Speaking with IndieWire, Cruz definitively stated that “This is not [Bury Your Gays],” speaking to the love the writers have for the character and the fact that in sci-fi, death is not necessarily the end. Cruz has some credibility here, as in addition to playing the character in question, he's served as an industry liaison for GLAAD (Gay & Lesbian Alliance Against Defamation) on such issues. The episode itself has also received a statement of support from the organisation, citing the showrunners’ plan “to continue exploring and telling Stamets and Culber’s epic love story,” and praising Cruz’s “smart, lovable, and strong character.” 

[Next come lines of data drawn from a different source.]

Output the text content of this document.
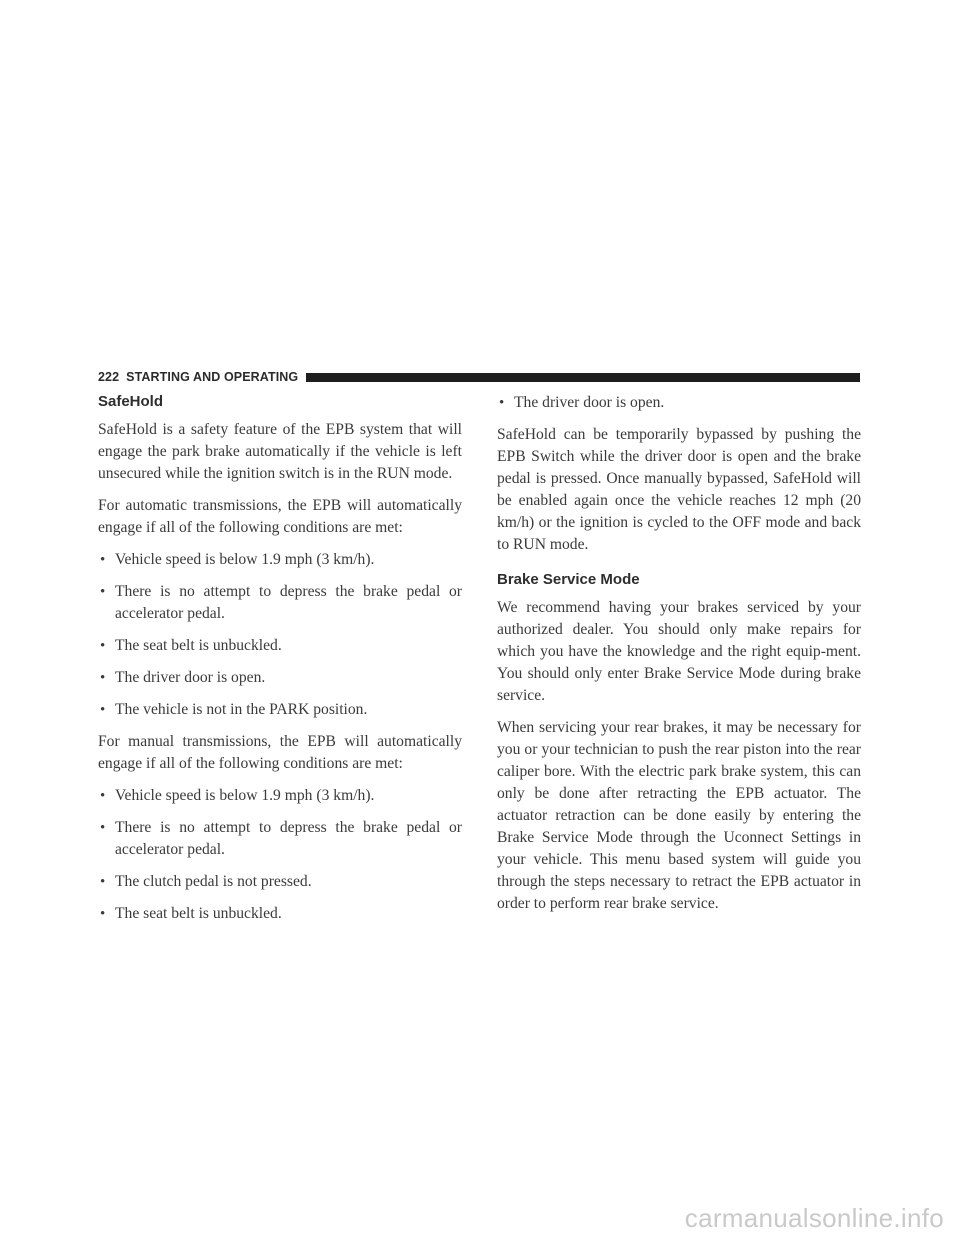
222 STARTING AND OPERATING
SafeHold

SafeHold is a safety feature of the EPB system that will engage the park brake automatically if the vehicle is left unsecured while the ignition switch is in the RUN mode.

For automatic transmissions, the EPB will automatically engage if all of the following conditions are met:

• Vehicle speed is below 1.9 mph (3 km/h).
• There is no attempt to depress the brake pedal or accelerator pedal.
• The seat belt is unbuckled.
• The driver door is open.
• The vehicle is not in the PARK position.

For manual transmissions, the EPB will automatically engage if all of the following conditions are met:

• Vehicle speed is below 1.9 mph (3 km/h).
• There is no attempt to depress the brake pedal or accelerator pedal.
• The clutch pedal is not pressed.
• The seat belt is unbuckled.
• The driver door is open.

SafeHold can be temporarily bypassed by pushing the EPB Switch while the driver door is open and the brake pedal is pressed. Once manually bypassed, SafeHold will be enabled again once the vehicle reaches 12 mph (20 km/h) or the ignition is cycled to the OFF mode and back to RUN mode.

Brake Service Mode

We recommend having your brakes serviced by your authorized dealer. You should only make repairs for which you have the knowledge and the right equip-ment. You should only enter Brake Service Mode during brake service.

When servicing your rear brakes, it may be necessary for you or your technician to push the rear piston into the rear caliper bore. With the electric park brake system, this can only be done after retracting the EPB actuator. The actuator retraction can be done easily by entering the Brake Service Mode through the Uconnect Settings in your vehicle. This menu based system will guide you through the steps necessary to retract the EPB actuator in order to perform rear brake service.

carmanualsonline.info
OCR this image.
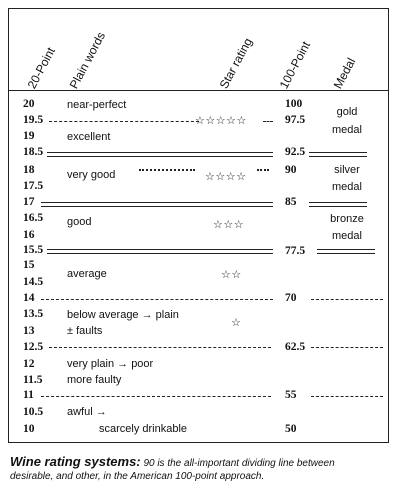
20-Point Plain words	Star rating 100-Point Medal
20
19.5
19
18.5
18
17.5
17
16.5
16
15.5
15
14.5
14
13.5
13
12.5
12
11.5
11
10.5
10
near-perfect
excellent
very good
good
average
below average → plain
± faults
very plain → poor
more faulty
awful →
scarcely drinkable
☆☆☆☆☆
☆☆☆☆
☆☆☆
☆☆
☆
100
97.5
92.5
90
85
77.5
70
62.5
55
50
gold
medal
silver
medal
bronze
medal
Wine rating systems: 90 is the all-important dividing line between
desirable, and other, in the American 100-point approach.
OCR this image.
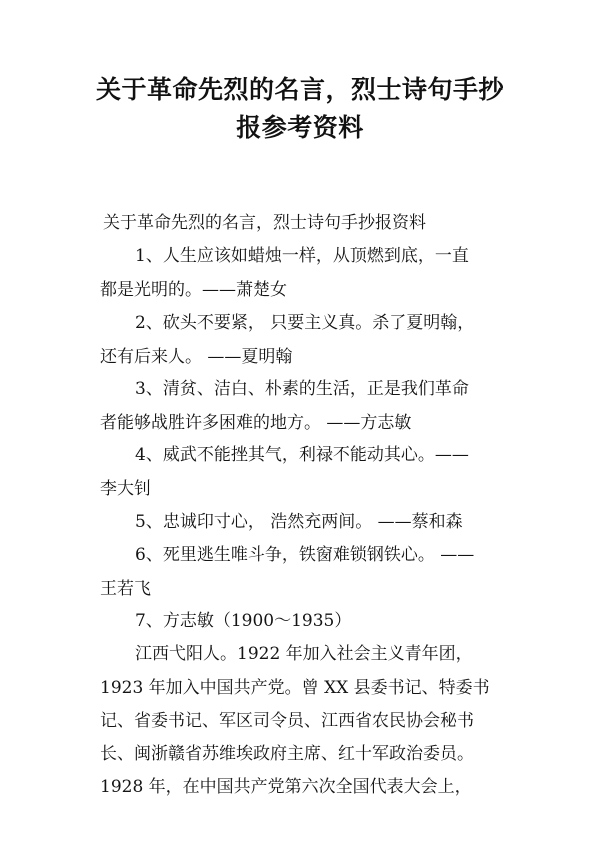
关于革命先烈的名言，烈士诗句手抄
报参考资料

关于革命先烈的名言，烈士诗句手抄报资料

1、人生应该如蜡烛一样，从顶燃到底，一直

都是光明的。——萧楚女

2、砍头不要紧， 只要主义真。杀了夏明翰，

还有后来人。 ——夏明翰

3、清贫、洁白、朴素的生活，正是我们革命

者能够战胜许多困难的地方。 ——方志敏

4、威武不能挫其气，利禄不能动其心。——

李大钊

5、忠诚印寸心， 浩然充两间。 ——蔡和森

6、死里逃生唯斗争，铁窗难锁钢铁心。 ——

王若飞

7、方志敏（1900～1935）

江西弋阳人。1922 年加入社会主义青年团，

1923 年加入中国共产党。曾 XX 县委书记、特委书

记、省委书记、军区司令员、江西省农民协会秘书

长、闽浙赣省苏维埃政府主席、红十军政治委员。

1928 年，在中国共产党第六次全国代表大会上，
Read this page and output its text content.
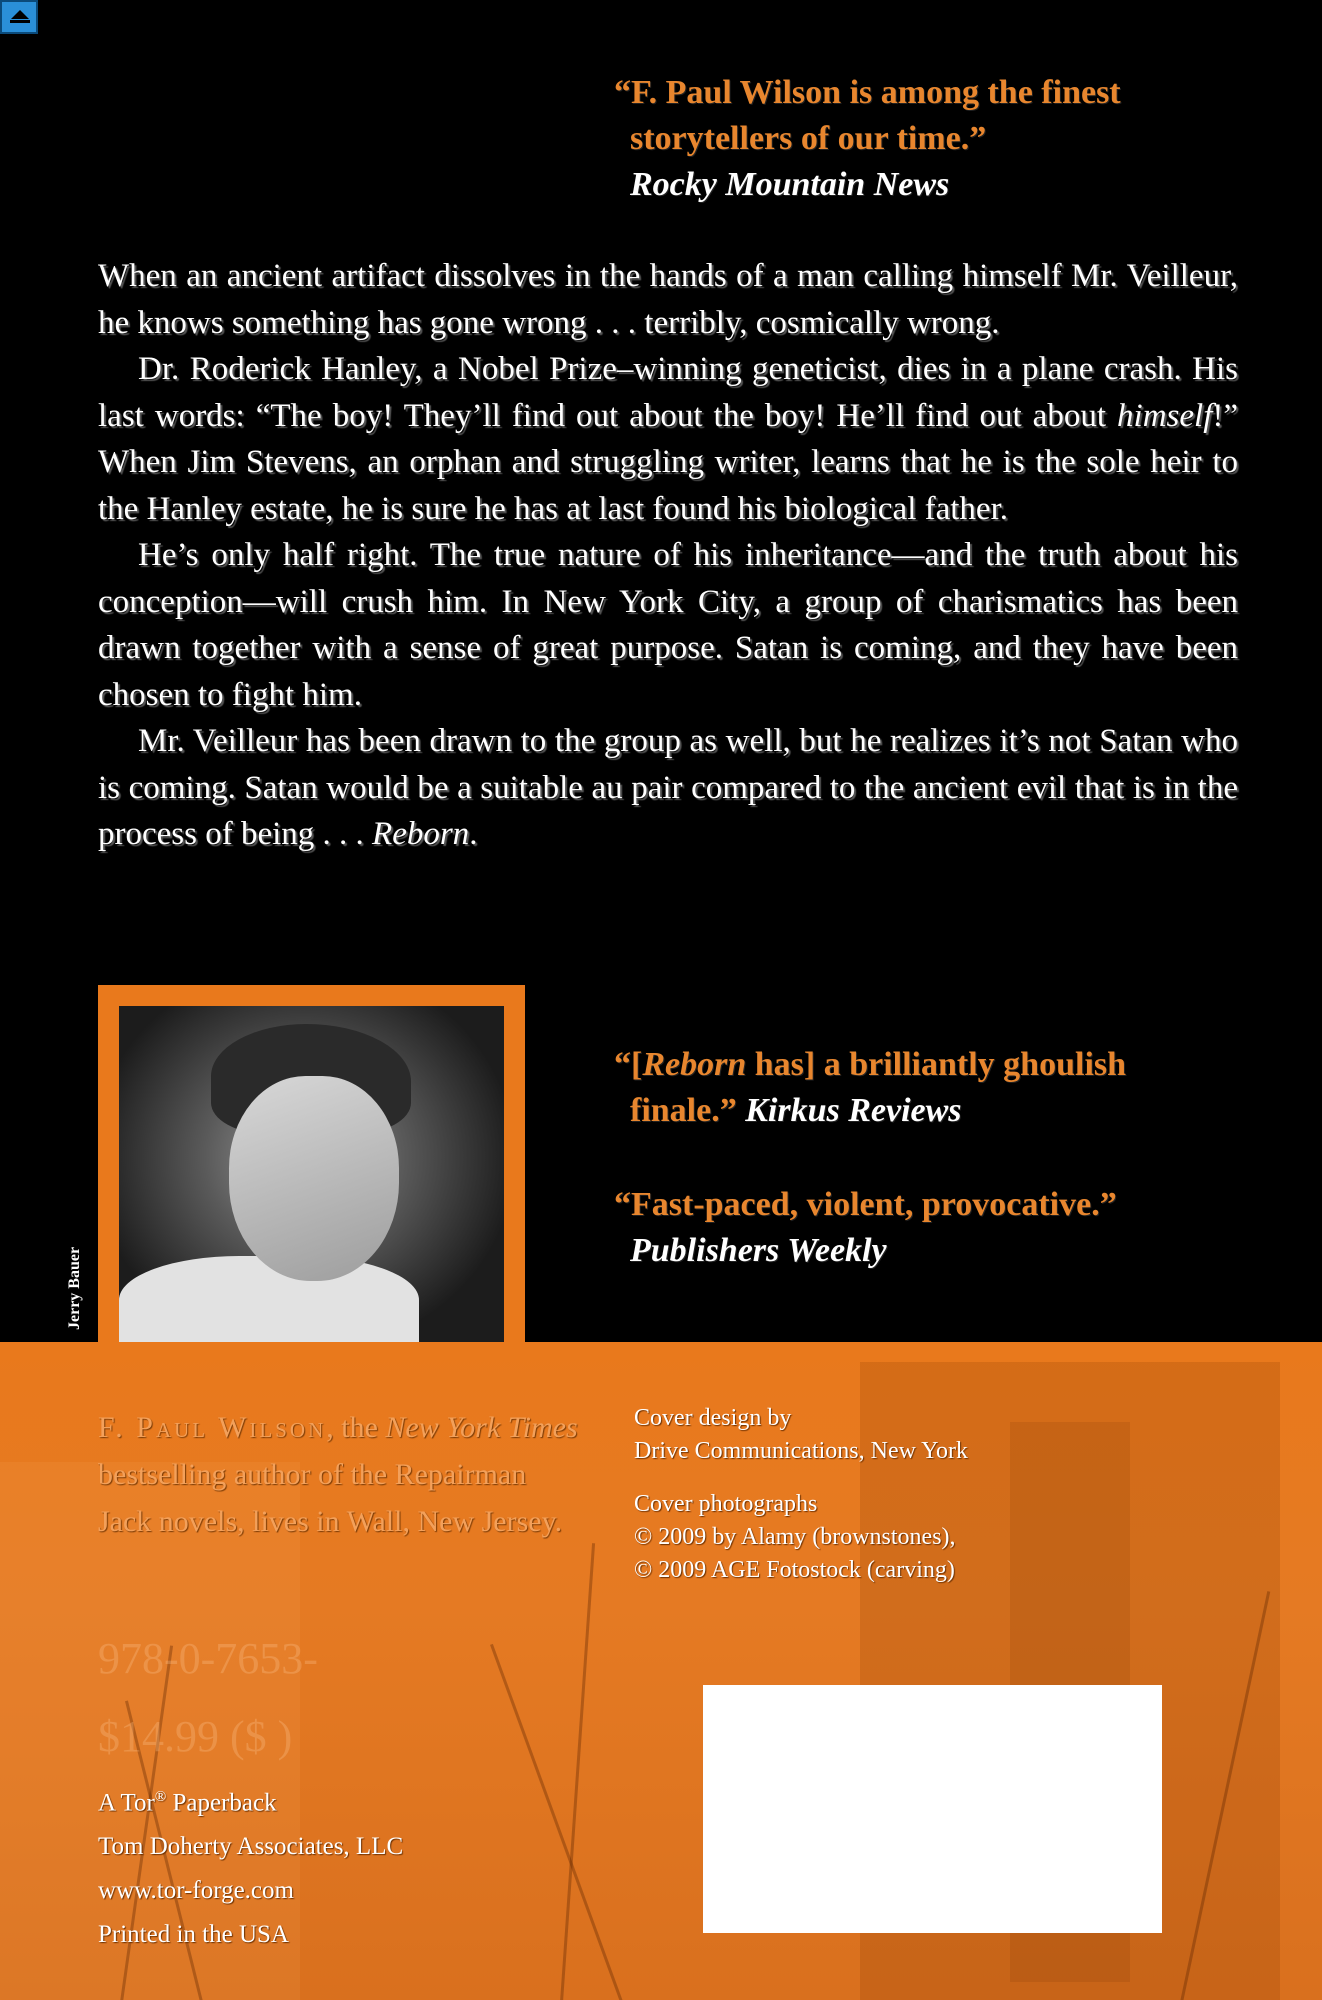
“F. Paul Wilson is among the finest
storytellers of our time.”
Rocky Mountain News

When an ancient artifact dissolves in the hands of a man calling himself Mr. Veilleur, he knows something has gone wrong . . . terribly, cosmically wrong.

Dr. Roderick Hanley, a Nobel Prize–winning geneticist, dies in a plane crash. His last words: “The boy! They’ll find out about the boy! He’ll find out about himself!” When Jim Stevens, an orphan and struggling writer, learns that he is the sole heir to the Hanley estate, he is sure he has at last found his biological father.

He’s only half right. The true nature of his inheritance—and the truth about his conception—will crush him. In New York City, a group of charismatics has been drawn together with a sense of great purpose. Satan is coming, and they have been chosen to fight him.

Mr. Veilleur has been drawn to the group as well, but he realizes it’s not Satan who is coming. Satan would be a suitable au pair compared to the ancient evil that is in the process of being . . . Reborn.

Jerry Bauer
“[Reborn has] a brilliantly ghoulish
finale.” Kirkus Reviews
“Fast-paced, violent, provocative.”
Publishers Weekly
F. Paul Wilson, the New York Times bestselling author of the Repairman Jack novels, lives in Wall, New Jersey.
Cover design by
Drive Communications, New York
Cover photographs
© 2009 by Alamy (brownstones),
© 2009 AGE Fotostock (carving)
978-0-7653-
$14.99 ($ )
A Tor® Paperback
Tom Doherty Associates, LLC
www.tor-forge.com
Printed in the USA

Those showrunners have some larger-picture insight to add. “This is a first step that we knew we had to take,” said co-showrunner Aaron Harberts. “Culber is killed because he’s the smartest person on the ship. He’s not killed because he’s gay. He’s killed because he’s a threat to Tyler, and to what Tyler’s going through.” Harberts added that Stamets and Culber are “one of the most important couples on our show, and further expounded to Variety:

“Some really phenomenal stuff is coming, and if you think that the out gay showrunner and his more-than-supportive writing partner and friend of more than 20 years are just going to kill a gay character to be done with a gay character, you’re wrong. And if anybody thinks that you would hire two of the best gay out actors working today in Anthony Rapp and Wilson Cruz and put them on Star Trek just to sort of throw them away, you would also be very, very wrong.”

Fellow showrunner Gretchen Berg went one further, telling Variety point-blank that “you will see Culber again.” And that won’t be in the form of a Mirror Universe doppelganger, either, thanks to the writers wanting to “keep him pure for the rest of this journey.” Rather, Culber will return, in some fashion, via Stamets’ research into the interdimensional mycelial network, which Harberts refers to as “focused on the cycles of life and death” just like the work of the real mycologist Paul Stamets.

How do you feel about Culber’s death? His return seemed inevitable from the moment he died, but I'm still in two minds about the death scene itself. It’s certainly an intriguing development for the showrunners to come out and drop massive spoilers like this - it speaks to the virulence of TV’s dead-gays problem, and to the frustration and anger expressed by audiences when it keeps cropping up. I really like Culber, at any rate, largely thanks to Cruz’s confidently empathetic performance; at this point, I’m mostly hoping he doesn’t get turned into a science-fiction plot point or some ethereal space-fungus ghost. Time will tell: Discovery has five episodes remaining in its first season, wrapping up on February 11th.